To determine the effect of denosumab, which is used in primary osteoporosis (PO), in primary hyperparathyroidism (PHPT)-related osteoporosis. Retrospective, longitudinal study. Outpatient osteoporosis clinic. Older women with PHPT (78.6±5.5) (n=25) and PO (78.8±5.2) (n=25) matched on age, body mass index, familial history of hip fracture, femoral bone mineral density (BMD), and personal history of fragility fractures.
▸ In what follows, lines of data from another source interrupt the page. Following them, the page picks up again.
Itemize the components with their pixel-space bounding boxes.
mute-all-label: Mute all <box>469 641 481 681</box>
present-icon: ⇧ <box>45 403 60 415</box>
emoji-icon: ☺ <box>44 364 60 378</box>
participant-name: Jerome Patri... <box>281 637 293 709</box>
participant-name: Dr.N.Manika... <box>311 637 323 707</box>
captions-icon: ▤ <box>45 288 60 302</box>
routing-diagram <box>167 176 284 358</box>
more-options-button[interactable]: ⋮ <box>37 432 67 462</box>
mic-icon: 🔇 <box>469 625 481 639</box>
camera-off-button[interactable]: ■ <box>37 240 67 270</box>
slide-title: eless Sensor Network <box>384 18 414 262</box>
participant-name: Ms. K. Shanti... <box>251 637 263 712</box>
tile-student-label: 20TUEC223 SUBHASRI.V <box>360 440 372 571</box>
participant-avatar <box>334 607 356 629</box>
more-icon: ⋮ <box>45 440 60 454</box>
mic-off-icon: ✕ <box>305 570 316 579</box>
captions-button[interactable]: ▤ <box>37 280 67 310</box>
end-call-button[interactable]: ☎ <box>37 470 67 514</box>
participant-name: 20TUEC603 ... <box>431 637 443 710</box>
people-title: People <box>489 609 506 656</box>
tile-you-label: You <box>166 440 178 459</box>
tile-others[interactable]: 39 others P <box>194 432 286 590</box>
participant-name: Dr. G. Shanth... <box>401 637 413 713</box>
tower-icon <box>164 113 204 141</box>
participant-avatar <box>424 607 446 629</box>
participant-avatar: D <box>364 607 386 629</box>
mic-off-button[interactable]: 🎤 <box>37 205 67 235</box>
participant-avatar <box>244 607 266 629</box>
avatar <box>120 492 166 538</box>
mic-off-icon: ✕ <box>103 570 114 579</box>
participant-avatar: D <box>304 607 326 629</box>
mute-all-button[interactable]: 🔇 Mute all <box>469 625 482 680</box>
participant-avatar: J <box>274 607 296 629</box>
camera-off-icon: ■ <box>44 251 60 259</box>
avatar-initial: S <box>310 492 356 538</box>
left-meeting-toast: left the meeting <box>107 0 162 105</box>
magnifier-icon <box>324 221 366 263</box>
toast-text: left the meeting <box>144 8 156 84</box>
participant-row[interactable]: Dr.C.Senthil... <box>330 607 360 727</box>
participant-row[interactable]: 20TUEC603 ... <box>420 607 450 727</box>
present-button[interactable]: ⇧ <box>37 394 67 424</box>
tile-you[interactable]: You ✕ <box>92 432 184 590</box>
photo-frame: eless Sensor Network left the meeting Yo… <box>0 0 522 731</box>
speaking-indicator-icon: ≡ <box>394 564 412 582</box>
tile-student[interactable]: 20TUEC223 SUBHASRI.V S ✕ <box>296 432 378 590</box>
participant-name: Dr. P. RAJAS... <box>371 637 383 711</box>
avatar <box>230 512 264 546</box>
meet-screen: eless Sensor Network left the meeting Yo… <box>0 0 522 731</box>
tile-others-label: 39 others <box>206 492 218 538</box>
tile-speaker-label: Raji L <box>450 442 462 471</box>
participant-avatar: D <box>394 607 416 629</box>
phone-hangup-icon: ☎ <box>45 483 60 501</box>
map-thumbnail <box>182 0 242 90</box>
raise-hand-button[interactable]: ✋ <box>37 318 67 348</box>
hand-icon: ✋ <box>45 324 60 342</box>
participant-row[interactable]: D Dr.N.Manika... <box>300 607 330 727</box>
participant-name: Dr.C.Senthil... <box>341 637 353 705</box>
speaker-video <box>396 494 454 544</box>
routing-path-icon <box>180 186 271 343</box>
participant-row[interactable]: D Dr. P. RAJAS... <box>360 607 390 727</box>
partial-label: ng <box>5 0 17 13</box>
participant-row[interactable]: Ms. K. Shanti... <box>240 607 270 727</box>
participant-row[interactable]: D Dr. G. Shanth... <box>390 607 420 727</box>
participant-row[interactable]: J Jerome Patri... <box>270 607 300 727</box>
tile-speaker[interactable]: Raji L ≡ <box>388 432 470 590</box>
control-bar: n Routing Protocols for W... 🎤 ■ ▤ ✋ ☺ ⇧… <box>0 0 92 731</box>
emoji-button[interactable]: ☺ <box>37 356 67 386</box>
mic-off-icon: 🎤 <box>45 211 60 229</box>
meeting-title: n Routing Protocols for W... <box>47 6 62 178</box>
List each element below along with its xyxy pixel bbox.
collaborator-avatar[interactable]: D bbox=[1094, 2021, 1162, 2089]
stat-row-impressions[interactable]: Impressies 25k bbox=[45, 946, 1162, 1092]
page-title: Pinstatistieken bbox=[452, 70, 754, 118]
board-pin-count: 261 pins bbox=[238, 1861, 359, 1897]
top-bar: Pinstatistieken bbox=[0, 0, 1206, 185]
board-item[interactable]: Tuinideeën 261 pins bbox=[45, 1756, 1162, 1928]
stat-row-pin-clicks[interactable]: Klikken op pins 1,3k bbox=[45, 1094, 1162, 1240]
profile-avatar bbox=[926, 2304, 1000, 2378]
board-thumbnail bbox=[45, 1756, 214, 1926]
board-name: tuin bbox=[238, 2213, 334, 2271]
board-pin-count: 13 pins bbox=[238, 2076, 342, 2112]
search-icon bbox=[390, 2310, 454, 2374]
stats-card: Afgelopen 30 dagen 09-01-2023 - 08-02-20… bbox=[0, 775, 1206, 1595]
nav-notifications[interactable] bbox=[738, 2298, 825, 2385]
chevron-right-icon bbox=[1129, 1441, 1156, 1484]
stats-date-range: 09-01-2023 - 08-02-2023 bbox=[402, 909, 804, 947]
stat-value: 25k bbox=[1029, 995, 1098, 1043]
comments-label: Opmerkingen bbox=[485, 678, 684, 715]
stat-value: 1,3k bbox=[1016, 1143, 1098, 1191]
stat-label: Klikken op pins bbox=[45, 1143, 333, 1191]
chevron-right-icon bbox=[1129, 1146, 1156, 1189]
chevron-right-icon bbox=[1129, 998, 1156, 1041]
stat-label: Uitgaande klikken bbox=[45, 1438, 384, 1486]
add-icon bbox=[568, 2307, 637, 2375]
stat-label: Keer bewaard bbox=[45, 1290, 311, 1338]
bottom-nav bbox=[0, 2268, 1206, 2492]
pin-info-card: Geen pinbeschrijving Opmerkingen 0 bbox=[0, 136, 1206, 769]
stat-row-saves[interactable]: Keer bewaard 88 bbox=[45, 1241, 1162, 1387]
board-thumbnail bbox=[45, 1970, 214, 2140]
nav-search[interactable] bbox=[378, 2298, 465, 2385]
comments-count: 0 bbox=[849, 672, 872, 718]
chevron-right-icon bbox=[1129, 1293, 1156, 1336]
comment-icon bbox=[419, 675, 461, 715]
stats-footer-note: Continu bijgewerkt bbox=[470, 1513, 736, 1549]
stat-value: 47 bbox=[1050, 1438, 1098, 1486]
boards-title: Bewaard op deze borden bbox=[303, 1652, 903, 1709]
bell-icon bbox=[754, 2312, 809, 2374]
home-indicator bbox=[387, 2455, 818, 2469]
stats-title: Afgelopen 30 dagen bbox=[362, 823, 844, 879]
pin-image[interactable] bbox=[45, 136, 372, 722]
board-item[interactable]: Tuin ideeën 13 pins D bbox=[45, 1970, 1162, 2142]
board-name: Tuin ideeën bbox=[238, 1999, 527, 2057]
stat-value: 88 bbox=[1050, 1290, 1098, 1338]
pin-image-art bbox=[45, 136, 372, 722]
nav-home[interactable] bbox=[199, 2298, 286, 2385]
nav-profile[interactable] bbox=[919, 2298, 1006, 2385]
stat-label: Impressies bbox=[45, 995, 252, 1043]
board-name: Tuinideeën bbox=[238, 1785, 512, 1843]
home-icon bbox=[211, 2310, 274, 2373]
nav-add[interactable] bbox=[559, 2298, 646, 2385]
Twenty-four months of denosumab therapy. We assessed the calcium-phosphorus metabolism parameters; BMD at the lumbar spine (LS), femoral neck (FN), and total hip (TH) using dual X-ray absorptiometry; and morphometric vertebral fractures using radiographs in all subjects at baseline and after 24months. Changes in BMD and total alkaline phosphatase (ALP) activity were considered significant if they were greater than the least significant change (LS 2.8%, FN 5.9%, TH 4.8%, ALP -22%) and were expressed as percentage difference between end of follow-up and baseline (Δ). After 24months, women with PHPT had greater ΔALP (-30.6±11.3), ΔFN (5.6±4.8), and ΔTH (4.8±4.4) than those with PO (ΔALP -21.4±13.1, ΔFN 2.9±4.8, ΔTH 1.2±4.1, P<.05 for all comparisons). A significant increase in BMD was more frequent in women with PHPT (92%) than in those with PO (52%, P<.05) and it was 13.4 times as likely in women with PHPT as in those with PO (P=.02), regardless of possible confounders. Two subjects in each group had an incident fracture. Denosumab therapy is effective in older women with PHPT-related osteoporosis.